Lehman’s is the Kidron, Ohio, purveyor of the practical, with a catalog that caters to the Amish and other plain folks. For example, you can pick up what appears to be the Cadillac of cider presses for $1,495 plus $175.00 freight.
I love the idea that I could get catalogs from two such different retailers in the same month – actually, within about a week of one another.
I have been to Neiman-Marcus’ flagship store in Dallas and let me tell you, it is worth the trip. I even did some shopping there, with real money and everything. Of course, I still felt like a regular goob, walking up and down the aisles and checking out price tags on neckties that cost as much as what I have paid for entire suits. OK, so they weren’t the best suits and it was quite a while ago, but you get the idea. They have some expensive stuff there.

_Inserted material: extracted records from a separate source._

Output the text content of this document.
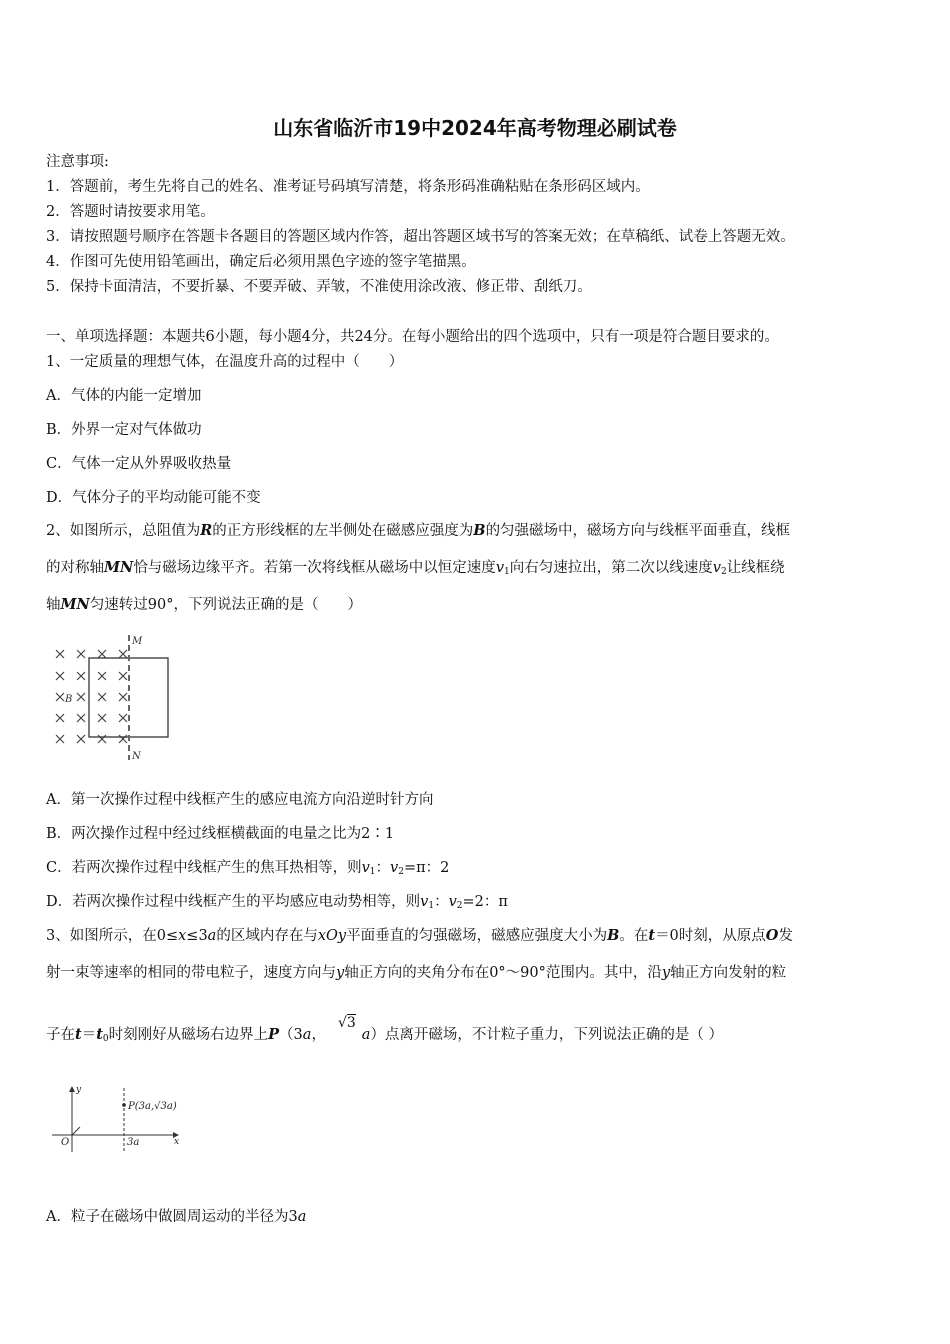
山东省临沂市19中2024年高考物理必刷试卷
注意事项:
1．答题前，考生先将自己的姓名、准考证号码填写清楚，将条形码准确粘贴在条形码区域内。
2．答题时请按要求用笔。
3．请按照题号顺序在答题卡各题目的答题区域内作答，超出答题区域书写的答案无效；在草稿纸、试卷上答题无效。
4．作图可先使用铅笔画出，确定后必须用黑色字迹的签字笔描黑。
5．保持卡面清洁，不要折暴、不要弄破、弄皱，不准使用涂改液、修正带、刮纸刀。
一、单项选择题：本题共6小题，每小题4分，共24分。在每小题给出的四个选项中，只有一项是符合题目要求的。
1、一定质量的理想气体，在温度升高的过程中（　　）
A．气体的内能一定增加
B．外界一定对气体做功
C．气体一定从外界吸收热量
D．气体分子的平均动能可能不变
2、如图所示，总阻值为R的正方形线框的左半侧处在磁感应强度为B的匀强磁场中，磁场方向与线框平面垂直，线框
的对称轴MN恰与磁场边缘平齐。若第一次将线框从磁场中以恒定速度$v_1$向右匀速拉出，第二次以线速度$v_2$让线框绕
轴MN匀速转过90°，下列说法正确的是（　　）
M
N
B
A．第一次操作过程中线框产生的感应电流方向沿逆时针方向
B．两次操作过程中经过线框横截面的电量之比为2∶1
C．若两次操作过程中线框产生的焦耳热相等，则$v_1$：$v_2=\pi$：2
D．若两次操作过程中线框产生的平均感应电动势相等，则$v_1$：$v_2=2$：π
3、如图所示，在0≤x≤3a的区域内存在与xOy平面垂直的匀强磁场，磁感应强度大小为B。在t＝0时刻，从原点O发
射一束等速率的相同的带电粒子，速度方向与y轴正方向的夹角分布在0°～90°范围内。其中，沿y轴正方向发射的粒
子在$t=t_0$时刻刚好从磁场右边界上P（3a，√3a）点离开磁场，不计粒子重力，下列说法正确的是（ ）
P(3a,√3a)
y
x
O	3a
A．粒子在磁场中做圆周运动的半径为3a
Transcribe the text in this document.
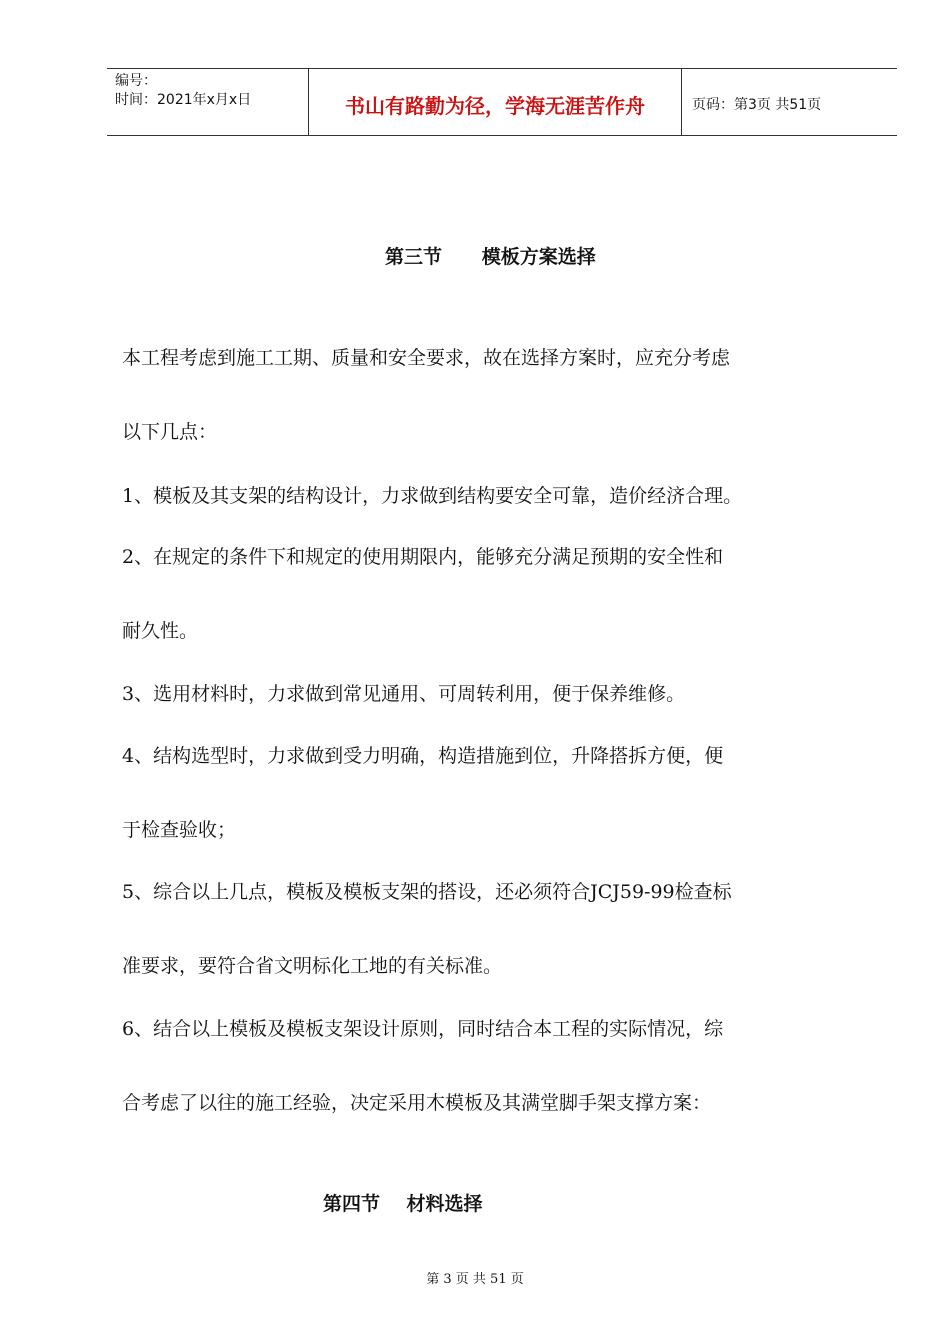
编号：
时间：2021年x月x日	书山有路勤为径，学海无涯苦作舟	页码：第3页 共51页
第三节      模板方案选择
本工程考虑到施工工期、质量和安全要求，故在选择方案时，应充分考虑
以下几点：
1、模板及其支架的结构设计，力求做到结构要安全可靠，造价经济合理。
2、在规定的条件下和规定的使用期限内，能够充分满足预期的安全性和
耐久性。
3、选用材料时，力求做到常见通用、可周转利用，便于保养维修。
4、结构选型时，力求做到受力明确，构造措施到位，升降搭拆方便，便
于检查验收；
5、综合以上几点，模板及模板支架的搭设，还必须符合JCJ59-99检查标
准要求，要符合省文明标化工地的有关标准。
6、结合以上模板及模板支架设计原则，同时结合本工程的实际情况，综
合考虑了以往的施工经验，决定采用木模板及其满堂脚手架支撑方案：
第四节    材料选择
第 3 页 共 51 页
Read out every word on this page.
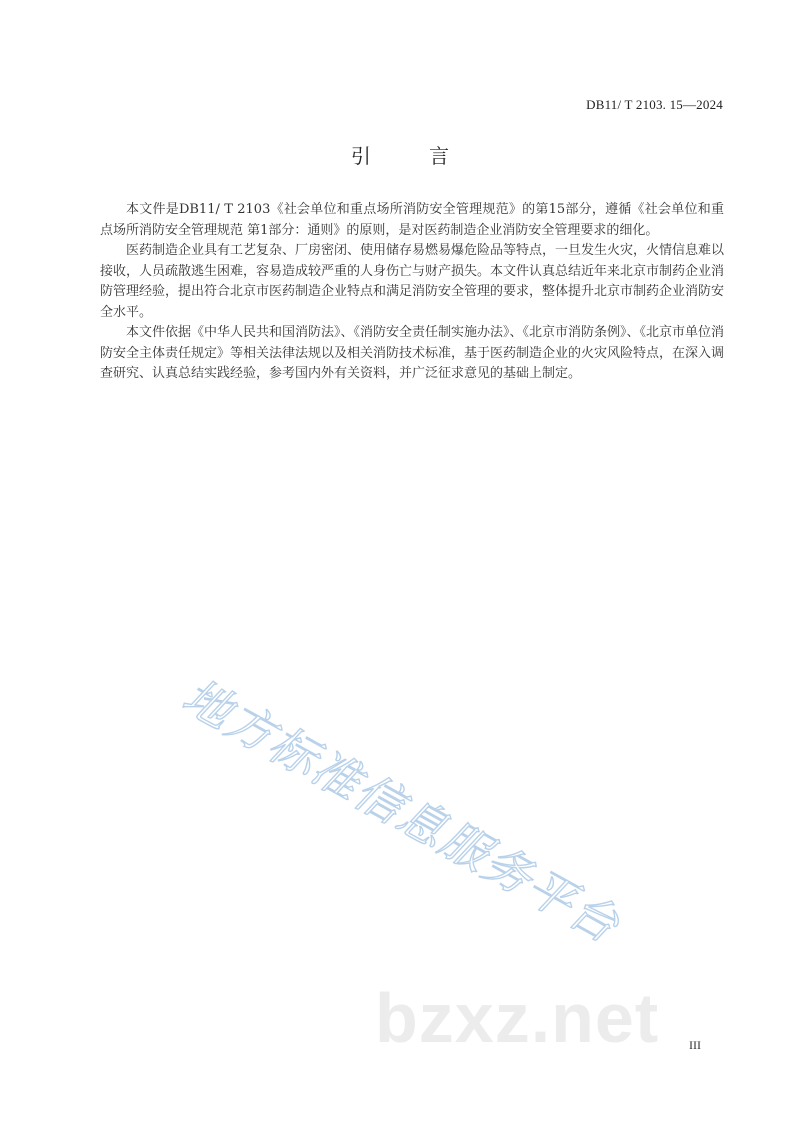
DB11/ T 2103. 15—2024
引 言

本文件是DB11/ T 2103《社会单位和重点场所消防安全管理规范》的第15部分，遵循《社会单位和重点场所消防安全管理规范 第1部分：通则》的原则，是对医药制造企业消防安全管理要求的细化。

医药制造企业具有工艺复杂、厂房密闭、使用储存易燃易爆危险品等特点，一旦发生火灾，火情信息难以接收，人员疏散逃生困难，容易造成较严重的人身伤亡与财产损失。本文件认真总结近年来北京市制药企业消防管理经验，提出符合北京市医药制造企业特点和满足消防安全管理的要求，整体提升北京市制药企业消防安全水平。

本文件依据《中华人民共和国消防法》、《消防安全责任制实施办法》、《北京市消防条例》、《北京市单位消防安全主体责任规定》等相关法律法规以及相关消防技术标准，基于医药制造企业的火灾风险特点，在深入调查研究、认真总结实践经验，参考国内外有关资料，并广泛征求意见的基础上制定。

地方标准信息服务平台
bzxz.net III
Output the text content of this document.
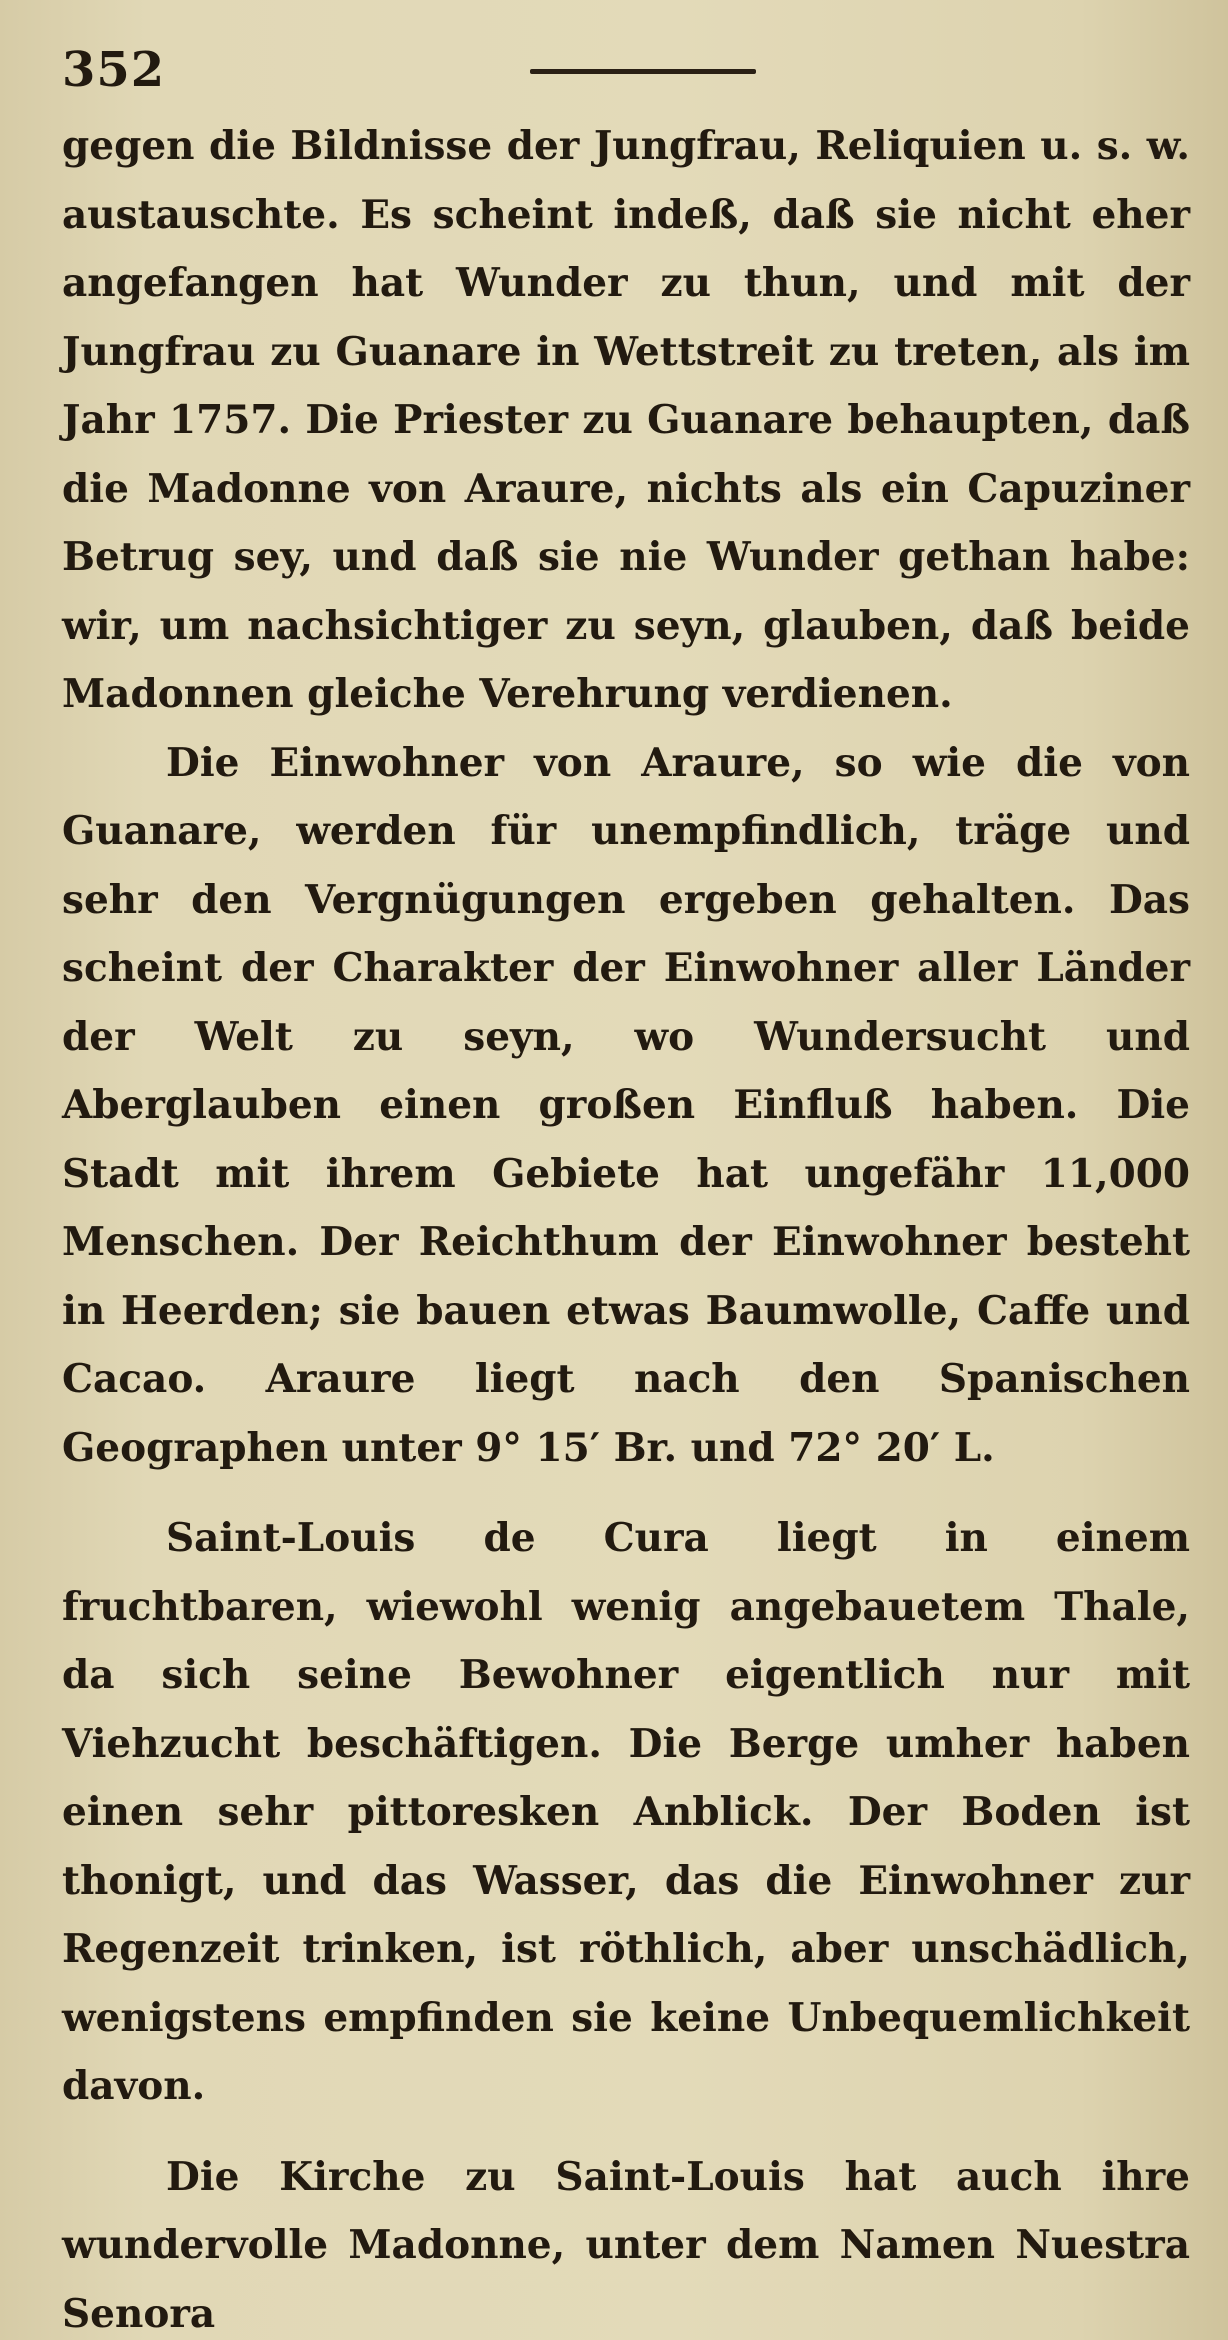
352

gegen die Bildnisse der Jungfrau, Reliquien u. s. w. austauschte. Es scheint indeß, daß sie nicht eher angefangen hat Wunder zu thun, und mit der Jungfrau zu Guanare in Wettstreit zu treten, als im Jahr 1757. Die Priester zu Guanare behaupten, daß die Madonne von Araure, nichts als ein Capuziner Betrug sey, und daß sie nie Wunder gethan habe: wir, um nachsichtiger zu seyn, glauben, daß beide Madonnen gleiche Verehrung verdienen.

Die Einwohner von Araure, so wie die von Guanare, werden für unempfindlich, träge und sehr den Vergnügungen ergeben gehalten. Das scheint der Charakter der Einwohner aller Länder der Welt zu seyn, wo Wundersucht und Aberglauben einen großen Einfluß haben. Die Stadt mit ihrem Gebiete hat ungefähr 11,000 Menschen. Der Reichthum der Einwohner besteht in Heerden; sie bauen etwas Baumwolle, Caffe und Cacao. Araure liegt nach den Spanischen Geographen unter 9° 15′ Br. und 72° 20′ L.

Saint-Louis de Cura liegt in einem fruchtbaren, wiewohl wenig angebauetem Thale, da sich seine Bewohner eigentlich nur mit Viehzucht beschäftigen. Die Berge umher haben einen sehr pittoresken Anblick. Der Boden ist thonigt, und das Wasser, das die Einwohner zur Regenzeit trinken, ist röthlich, aber unschädlich, wenigstens empfinden sie keine Unbequemlichkeit davon.

Die Kirche zu Saint-Louis hat auch ihre wundervolle Madonne, unter dem Namen Nuestra Senora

No neckties for sale at Lehman’s, of course, but they probably have the best mail-order selection of oil lamps, wood stoves and hand-cranked coffee grinders I have ever seen, and for way less than what you’d pay at Neiman-Marcus, if Neiman-Marcus suddenly decided to cater to the Anabaptist trade.
Lehman’s reminds me of Yoder’s Store, my favorite Amish-centric department store up in Shipshewana, although Yoder’s doesn’t have a Christmas catalog that I know of. I do know that once upon a time I thought Yoder’s was your one-stop holiday headquarters: salt and pepper shakers for Mom, an oil lamp for Vicky, gloves for P.D., a beanbag ashtray for Dad, coloring books for Amy. Call me Santa. The only place that rivaled Yoder’s for Christmas shopping was the hardware, where I got pretty much the same stuff, except I would substitute a hockey stick for PD’s gloves and some hardware store after-shave for Dad’s ashtray.
Anyway, back to the catalogs. They should trade places. Neiman-Marcus could sell a diamond-encrusted hand-cranked food mill, and Lehman’s could sell cast-iron jewelry.
If I buy anything by mail order, it’ll probably be from Lehman’s. I’m not Amish by a long shot but their stuff suits me a lot better than what I find in Neiman-Marcus. I could use a new Dutch oven a lot more than I could use a $30,000 overnight stay in Philip Johnson’s glass house in Connecticut.
The beautiful thing is, I can make that choice because I have these two wildly different catalogs offering their wares to me. I’m so thoroughly entertained that I don’t even mind that I am getting all this holiday fun so early. Excuse me – I think I’ll do a little Christmas shopping.